Much of the functionality of HTK is built into the library modules. These modules ensure that every tool interfaces to the outside world in exactly the same way. They also provide a central resource of commonly used functions. Fig. 2.1 illustrates the software structure of a typical HTK tool and shows its input/output interfaces.
User input/output and interaction with the operating system is controlled by the library module HSHELL and all memory management is controlled by HMEM . Math support is provided by HMATH and the signal processing operations needed for speech analysis are in HSIGP . Each of the file types required by HTK has a dedicated interface module. HLABEL provides the interface for label files, HLM for language model files, HNET for networks and lattices, HDICT for dictionaries, HVQ for VQ codebooks and HMODEL for HMM definitions.

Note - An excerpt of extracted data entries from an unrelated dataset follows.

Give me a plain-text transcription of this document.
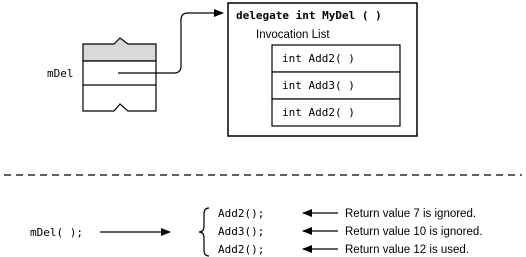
mDel
delegate int MyDel ( )
Invocation List
int Add2( )
int Add3( )
int Add2( )
mDel( );
Add2();
Add3();
Add2();
Return value 7 is ignored.
Return value 10 is ignored.
Return value 12 is used.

All speech input and output at the waveform level is via HWAVE and at the parameterised level via HPARM. As well as providing a consistent interface, HWAVE and HLABEL support multiple file formats allowing data to be imported from other systems. Direct audio input is supported by HAUDIO and simple interactive graphics is provided by HGRAF. HUTIL provides a number of utility routines for manipulating HMMs and HTRAIN contains support for the various HTK training tools. Finaly, HREC contains the main recognition processing functions.
As noted in the next section, fine control over the behaviour of these library modules is provided by setting configuration variables . Detailed descriptions of the functions provided by the libarary modules are given in the second part of this book and the relevant configuration variables are described as they arise. For reference purposes, a complete list is given in chapter 14.